Essa distinção entre o “esotérico” e o “exotérico” é muito importante no perenialismo, e ela significa a distinção entre “o que está no interior” e “o que está no exterior”, entre o “oculto” e o “público”, entre o que só pode ser reconhecido por um círculo restrito e o que pode ser dado a conhecer para todos. Assim, no perenialismo o “esoterismo” seria a suposta doutrina ou tradição perene, comum a todas as grandes tradições religiosas, que só os “metafísicos” (sic) podem ver, e o “exoterismo” corresponderia às características particulares de cada tradição religiosa, tal como podem ser conhecidas por todos os crentes e por todos os de fora.

Segue o Olavo de Carvalho:

  • “O que confere ainda mais autoridade ao ensinamento perenialista é a afirmação reiterada de seus expositores, de que ele não é invenção sua, mas o mero traslado, em linguagem teórica atual, de revelações imemoriais que remontam a uma Fonte originária única, a Tradição Primordial. Afirmação […] fundamentada numa superabundância de provas documentais, de argumentos racionais, de toda uma ciência organizada do simbolismo universal e do comparatismo”.

Para os perenialistas, o fundo transcendente comum seria a “tradição primordial” (que remonta a Adão), preservada no núcleo de todas as “grandes religiões”. Para Olavo, esta tese estaria “provada”, ele concorda, fundamentalmente, com a “unidade transcendente das religiões”, com o perenialismo.
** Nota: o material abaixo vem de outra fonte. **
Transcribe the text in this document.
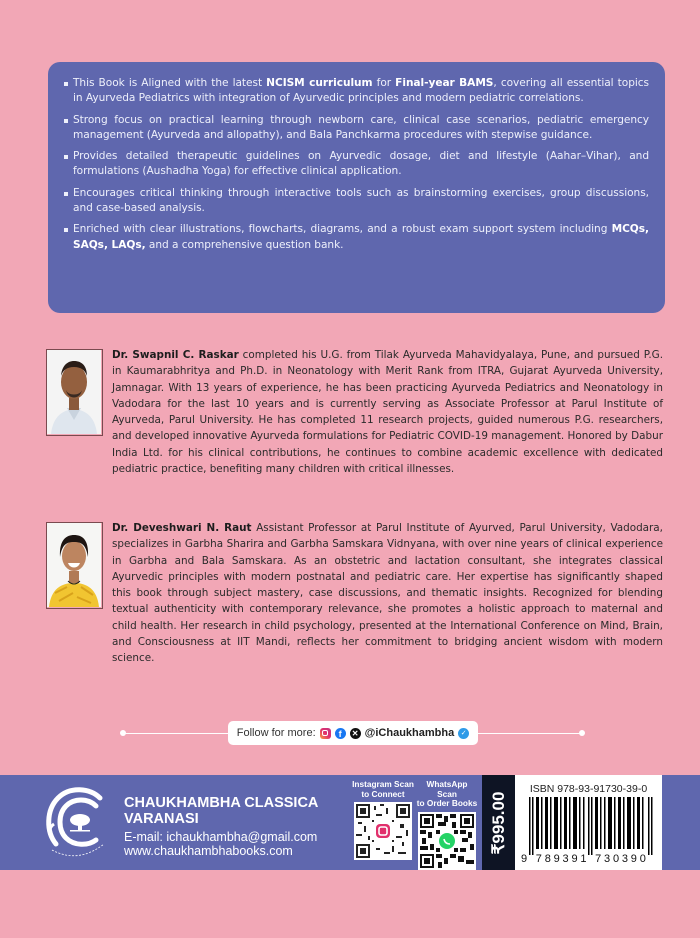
This Book is Aligned with the latest NCISM curriculum for Final-year BAMS, covering all essential topics in Ayurveda Pediatrics with integration of Ayurvedic principles and modern pediatric correlations.
Strong focus on practical learning through newborn care, clinical case scenarios, pediatric emergency management (Ayurveda and allopathy), and Bala Panchkarma procedures with stepwise guidance.
Provides detailed therapeutic guidelines on Ayurvedic dosage, diet and lifestyle (Aahar–Vihar), and formulations (Aushadha Yoga) for effective clinical application.
Encourages critical thinking through interactive tools such as brainstorming exercises, group discussions, and case-based analysis.
Enriched with clear illustrations, flowcharts, diagrams, and a robust exam support system including MCQs, SAQs, LAQs, and a comprehensive question bank.
Dr. Swapnil C. Raskar completed his U.G. from Tilak Ayurveda Mahavidyalaya, Pune, and pursued P.G. in Kaumarabhritya and Ph.D. in Neonatology with Merit Rank from ITRA, Gujarat Ayurveda University, Jamnagar. With 13 years of experience, he has been practicing Ayurveda Pediatrics and Neonatology in Vadodara for the last 10 years and is currently serving as Associate Professor at Parul Institute of Ayurveda, Parul University. He has completed 11 research projects, guided numerous P.G. researchers, and developed innovative Ayurveda formulations for Pediatric COVID-19 management. Honored by Dabur India Ltd. for his clinical contributions, he continues to combine academic excellence with dedicated pediatric practice, benefiting many children with critical illnesses.
Dr. Deveshwari N. Raut Assistant Professor at Parul Institute of Ayurved, Parul University, Vadodara, specializes in Garbha Sharira and Garbha Samskara Vidnyana, with over nine years of clinical experience in Garbha and Bala Samskara. As an obstetric and lactation consultant, she integrates classical Ayurvedic principles with modern postnatal and pediatric care. Her expertise has significantly shaped this book through subject mastery, case discussions, and thematic insights. Recognized for blending textual authenticity with contemporary relevance, she promotes a holistic approach to maternal and child health. Her research in child psychology, presented at the International Conference on Mind, Brain, and Consciousness at IIT Mandi, reflects her commitment to bridging ancient wisdom with modern science.
Follow for more:	f	✕ @iChaukhambha ✓
CHAUKHAMBHA CLASSICA
VARANASI
E-mail: ichaukhambha@gmail.com
www.chaukhambhabooks.com
Instagram Scan
to Connect
WhatsApp Scan
to Order Books ₹995.00
ISBN 978-93-91730-39-0
9 789391 730390
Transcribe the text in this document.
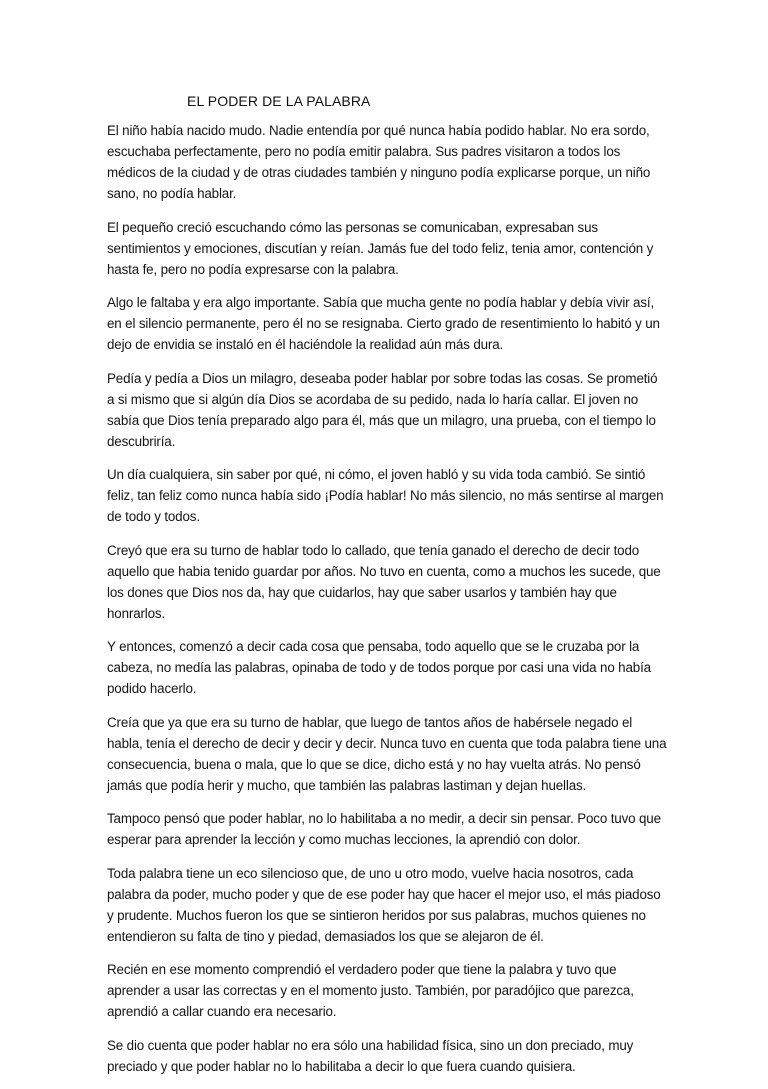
EL PODER DE LA PALABRA

El niño había nacido mudo. Nadie entendía por qué nunca había podido hablar. No era sordo, escuchaba perfectamente, pero no podía emitir palabra. Sus padres visitaron a todos los médicos de la ciudad y de otras ciudades también y ninguno podía explicarse porque, un niño sano, no podía hablar.

El pequeño creció escuchando cómo las personas se comunicaban, expresaban sus sentimientos y emociones, discutían y reían. Jamás fue del todo feliz, tenia amor, contención y hasta fe, pero no podía expresarse con la palabra.

Algo le faltaba y era algo importante. Sabía que mucha gente no podía hablar y debía vivir así, en el silencio permanente, pero él no se resignaba. Cierto grado de resentimiento lo habitó y un dejo de envidia se instaló en él haciéndole la realidad aún más dura.

Pedía y pedía a Dios un milagro, deseaba poder hablar por sobre todas las cosas. Se prometió a si mismo que si algún día Dios se acordaba de su pedido, nada lo haría callar. El joven no sabía que Dios tenía preparado algo para él, más que un milagro, una prueba, con el tiempo lo descubriría.

Un día cualquiera, sin saber por qué, ni cómo, el joven habló y su vida toda cambió. Se sintió feliz, tan feliz como nunca había sido ¡Podía hablar! No más silencio, no más sentirse al margen de todo y todos.

Creyó que era su turno de hablar todo lo callado, que tenía ganado el derecho de decir todo aquello que habia tenido guardar por años. No tuvo en cuenta, como a muchos les sucede, que los dones que Dios nos da, hay que cuidarlos, hay que saber usarlos y también hay que honrarlos.

Y entonces, comenzó a decir cada cosa que pensaba, todo aquello que se le cruzaba por la cabeza, no medía las palabras, opinaba de todo y de todos porque por casi una vida no había podido hacerlo.

Creía que ya que era su turno de hablar, que luego de tantos años de habérsele negado el habla, tenía el derecho de decir y decir y decir. Nunca tuvo en cuenta que toda palabra tiene una consecuencia, buena o mala, que lo que se dice, dicho está y no hay vuelta atrás. No pensó jamás que podía herir y mucho, que también las palabras lastiman y dejan huellas.

Tampoco pensó que poder hablar, no lo habilitaba a no medir, a decir sin pensar. Poco tuvo que esperar para aprender la lección y como muchas lecciones, la aprendió con dolor.

Toda palabra tiene un eco silencioso que, de uno u otro modo, vuelve hacia nosotros, cada palabra da poder, mucho poder y que de ese poder hay que hacer el mejor uso, el más piadoso y prudente. Muchos fueron los que se sintieron heridos por sus palabras, muchos quienes no entendieron su falta de tino y piedad, demasiados los que se alejaron de él.

Recién en ese momento comprendió el verdadero poder que tiene la palabra y tuvo que aprender a usar las correctas y en el momento justo. También, por paradójico que parezca, aprendió a callar cuando era necesario.

Se dio cuenta que poder hablar no era sólo una habilidad física, sino un don preciado, muy preciado y que poder hablar no lo habilitaba a decir lo que fuera cuando quisiera.
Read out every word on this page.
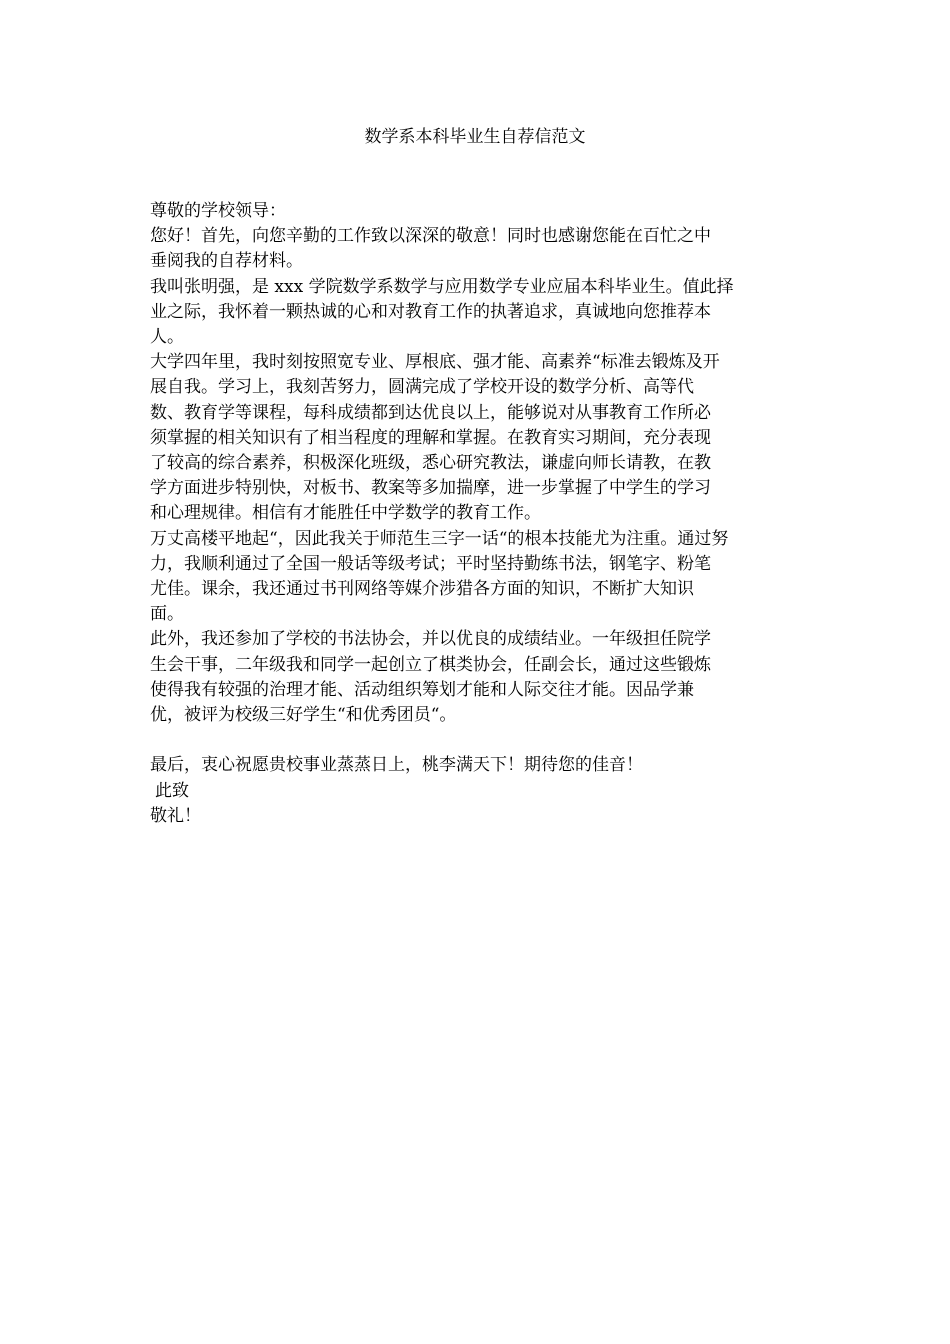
数学系本科毕业生自荐信范文

尊敬的学校领导：

您好！首先，向您辛勤的工作致以深深的敬意！同时也感谢您能在百忙之中

垂阅我的自荐材料。

我叫张明强，是 xxx 学院数学系数学与应用数学专业应届本科毕业生。值此择

业之际，我怀着一颗热诚的心和对教育工作的执著追求，真诚地向您推荐本

人。

大学四年里，我时刻按照宽专业、厚根底、强才能、高素养“标准去锻炼及开

展自我。学习上，我刻苦努力，圆满完成了学校开设的数学分析、高等代

数、教育学等课程，每科成绩都到达优良以上，能够说对从事教育工作所必

须掌握的相关知识有了相当程度的理解和掌握。在教育实习期间，充分表现

了较高的综合素养，积极深化班级，悉心研究教法，谦虚向师长请教，在教

学方面进步特别快，对板书、教案等多加揣摩，进一步掌握了中学生的学习

和心理规律。相信有才能胜任中学数学的教育工作。

万丈高楼平地起“，因此我关于师范生三字一话“的根本技能尤为注重。通过努

力，我顺利通过了全国一般话等级考试；平时坚持勤练书法，钢笔字、粉笔

尤佳。课余，我还通过书刊网络等媒介涉猎各方面的知识，不断扩大知识

面。

此外，我还参加了学校的书法协会，并以优良的成绩结业。一年级担任院学

生会干事，二年级我和同学一起创立了棋类协会，任副会长，通过这些锻炼

使得我有较强的治理才能、活动组织筹划才能和人际交往才能。因品学兼

优，被评为校级三好学生“和优秀团员“。

最后，衷心祝愿贵校事业蒸蒸日上，桃李满天下！期待您的佳音！

此致

敬礼！
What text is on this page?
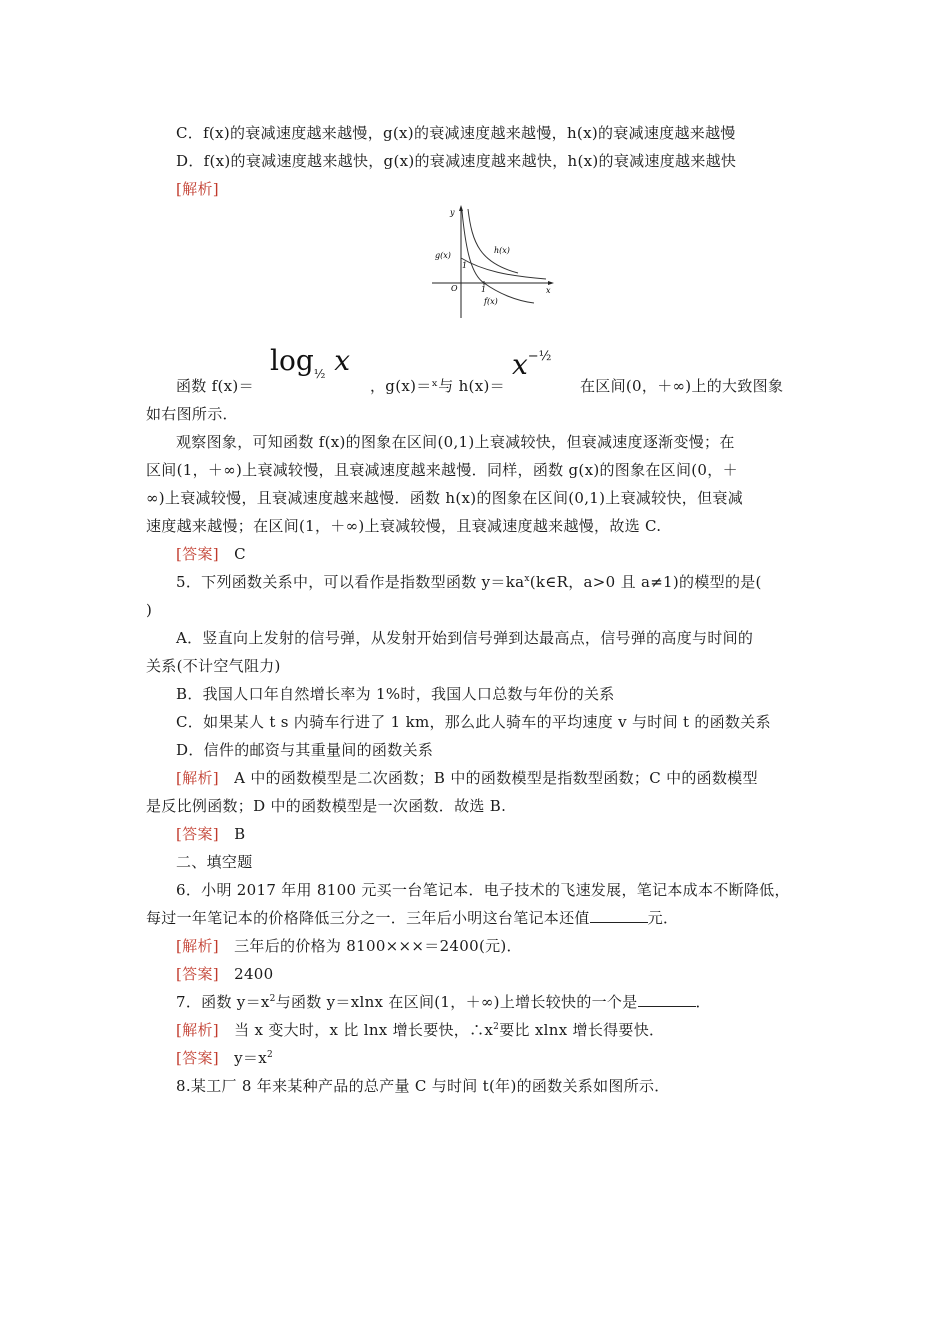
C．f(x)的衰减速度越来越慢，g(x)的衰减速度越来越慢，h(x)的衰减速度越来越慢
D．f(x)的衰减速度越来越快，g(x)的衰减速度越来越快，h(x)的衰减速度越来越快
[解析]
y
x
O	1
1
g(x)
h(x)
f(x)
函数 f(x)＝
$\log_{\frac{1}{2}} x$
，g(x)＝ˣ与 h(x)＝
$x^{-\frac{1}{2}}$
在区间(0，＋∞)上的大致图象
如右图所示．
观察图象，可知函数 f(x)的图象在区间(0,1)上衰减较快，但衰减速度逐渐变慢；在
区间(1，＋∞)上衰减较慢，且衰减速度越来越慢．同样，函数 g(x)的图象在区间(0，＋
∞)上衰减较慢，且衰减速度越来越慢．函数 h(x)的图象在区间(0,1)上衰减较快，但衰减
速度越来越慢；在区间(1，＋∞)上衰减较慢，且衰减速度越来越慢，故选 C.
[答案] C
5．下列函数关系中，可以看作是指数型函数 $y=ka^x(k\in R$，a>0 且 a≠1)的模型的是(
)
A．竖直向上发射的信号弹，从发射开始到信号弹到达最高点，信号弹的高度与时间的
关系(不计空气阻力)
B．我国人口年自然增长率为 1%时，我国人口总数与年份的关系
C．如果某人 t s 内骑车行进了 1 km，那么此人骑车的平均速度 v 与时间 t 的函数关系
D．信件的邮资与其重量间的函数关系
[解析] A 中的函数模型是二次函数；B 中的函数模型是指数型函数；C 中的函数模型
是反比例函数；D 中的函数模型是一次函数．故选 B.
[答案] B
二、填空题
6．小明 2017 年用 8100 元买一台笔记本．电子技术的飞速发展，笔记本成本不断降低，
每过一年笔记本的价格降低三分之一．三年后小明这台笔记本还值	元．
[解析] 三年后的价格为 8100×××＝2400(元)．
[答案] 2400
7．函数 $y=x^2$与函数 y＝xlnx 在区间(1，＋∞)上增长较快的一个是	．
[解析] 当 x 变大时，x 比 lnx 增长要快，$\therefore x^2$要比 xlnx 增长得要快．
[答案] $y=x^2$
8.某工厂 8 年来某种产品的总产量 C 与时间 t(年)的函数关系如图所示．
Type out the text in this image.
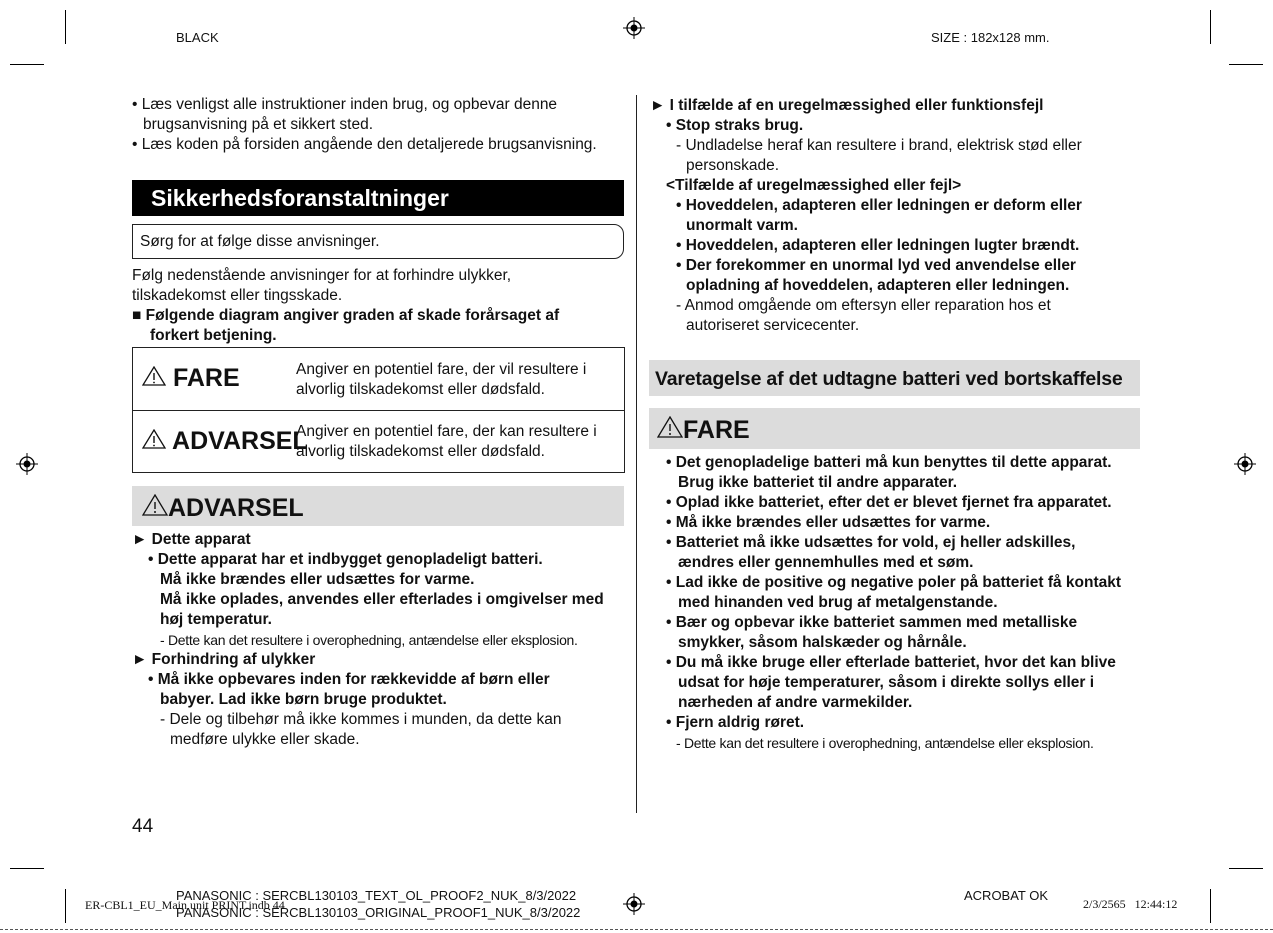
BLACK	SIZE : 182x128 mm.
• Læs venligst alle instruktioner inden brug, og opbevar denne
brugsanvisning på et sikkert sted.
• Læs koden på forsiden angående den detaljerede brugsanvisning.
Sikkerhedsforanstaltninger
Sørg for at følge disse anvisninger.
Følg nedenstående anvisninger for at forhindre ulykker,
tilskadekomst eller tingsskade.
■ Følgende diagram angiver graden af skade forårsaget af
forkert betjening.
FARE	Angiver en potentiel fare, der vil resultere i
alvorlig tilskadekomst eller dødsfald.
ADVARSEL
Angiver en potentiel fare, der kan resultere i
alvorlig tilskadekomst eller dødsfald.
ADVARSEL
► Dette apparat
• Dette apparat har et indbygget genopladeligt batteri.
Må ikke brændes eller udsættes for varme.
Må ikke oplades, anvendes eller efterlades i omgivelser med
høj temperatur.
- Dette kan det resultere i overophedning, antændelse eller eksplosion.
► Forhindring af ulykker
• Må ikke opbevares inden for rækkevidde af børn eller
babyer. Lad ikke børn bruge produktet.
- Dele og tilbehør må ikke kommes i munden, da dette kan
medføre ulykke eller skade.
44
► I tilfælde af en uregelmæssighed eller funktionsfejl
• Stop straks brug.
- Undladelse heraf kan resultere i brand, elektrisk stød eller
personskade.
<Tilfælde af uregelmæssighed eller fejl>
• Hoveddelen, adapteren eller ledningen er deform eller
unormalt varm.
• Hoveddelen, adapteren eller ledningen lugter brændt.
• Der forekommer en unormal lyd ved anvendelse eller
opladning af hoveddelen, adapteren eller ledningen.
- Anmod omgående om eftersyn eller reparation hos et
autoriseret servicecenter.
Varetagelse af det udtagne batteri ved bortskaffelse
FARE
• Det genopladelige batteri må kun benyttes til dette apparat.
Brug ikke batteriet til andre apparater.
• Oplad ikke batteriet, efter det er blevet fjernet fra apparatet.
• Må ikke brændes eller udsættes for varme.
• Batteriet må ikke udsættes for vold, ej heller adskilles,
ændres eller gennemhulles med et søm.
• Lad ikke de positive og negative poler på batteriet få kontakt
med hinanden ved brug af metalgenstande.
• Bær og opbevar ikke batteriet sammen med metalliske
smykker, såsom halskæder og hårnåle.
• Du må ikke bruge eller efterlade batteriet, hvor det kan blive
udsat for høje temperaturer, såsom i direkte sollys eller i
nærheden af andre varmekilder.
• Fjern aldrig røret.
- Dette kan det resultere i overophedning, antændelse eller eksplosion.
ER-CBL1_EU_Main unit PRINT.indb 44
PANASONIC : SERCBL130103_TEXT_OL_PROOF2_NUK_8/3/2022
PANASONIC : SERCBL130103_ORIGINAL_PROOF1_NUK_8/3/2022
ACROBAT OK
2/3/2565   12:44:12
Olavo elenca as seguintes três características essenciais do perenialismo:

  • “Em primeiro lugar, todos os perenialistas, sem exceção, insistem que as doutrinas, símbolos e ritos das várias tradições em particular, malgrado apontem sempre para uma Realidade suprema que é a mesma em todos os casos, têm uma integridade própria, não podem ser objeto de fusão, mescla ou sincretismo. […] Em segundo lugar, nem tudo o que se apresente com o nome de religião, espiritualidade, esoterismo ou coisa parecida pode entrar nessa síntese. […] Em terceiro e mais importante lugar, a unidade transcendente das religiões é mesmo transcendente, não imanente. As religiões aí estão unificadas apenas pelo topo, pelo cume e núcleo vivo das suas concepções doutrinais, e não pela variedade irredutível das suas liturgias, dos seus códigos morais e das suas diferentes “vias” de realização espiritual. E onde, precisamente, está esse núcleo e topo? Está nas suas respectivas concepções metafísicas, que de fato são convergentes, como a simples coletânea organizada por Whitall Perry basta para demonstrá-lo acima de toda possibilidade de controvérsia. Nesse sentido, as religiões e tradições espirituais podem ser vistas, sem distorção, como adaptações de uma mesma Verdade Primordial às condições histórico-culturais, lingüísticas e psicológicas dos vários tempos, lugares e civilizações. Os vários exoterismos refletiriam, nas suas diferenças, a unidade de um mesmo esoterismo primordial. Os homens que chegaram a apreender claramente a unidade desse esoterismo superaram, intelectivamente, a diferença entre as religiões, mas, como não são feitos de puro intelecto e têm ainda uma existência histórico-temporal de pessoas de carne e osso, continuam subordinados cada um à sua respectiva tradição religiosa, sem poder fundi-la ou misturá-la com qualquer outra. O exemplo clássico é o grande mestre sufi Mohieddin Ibn’ Arabi. Afirmando explicitamente que seu coração podia assumir todas as formas – a do brâhmana hindu, a do rabino cabalista, a do monge cristão ou qualquer outra –, ele continuava, na sua vida de indivíduo real e concreto, inteiramente fiel à mais estrita ortodoxia islâmica”.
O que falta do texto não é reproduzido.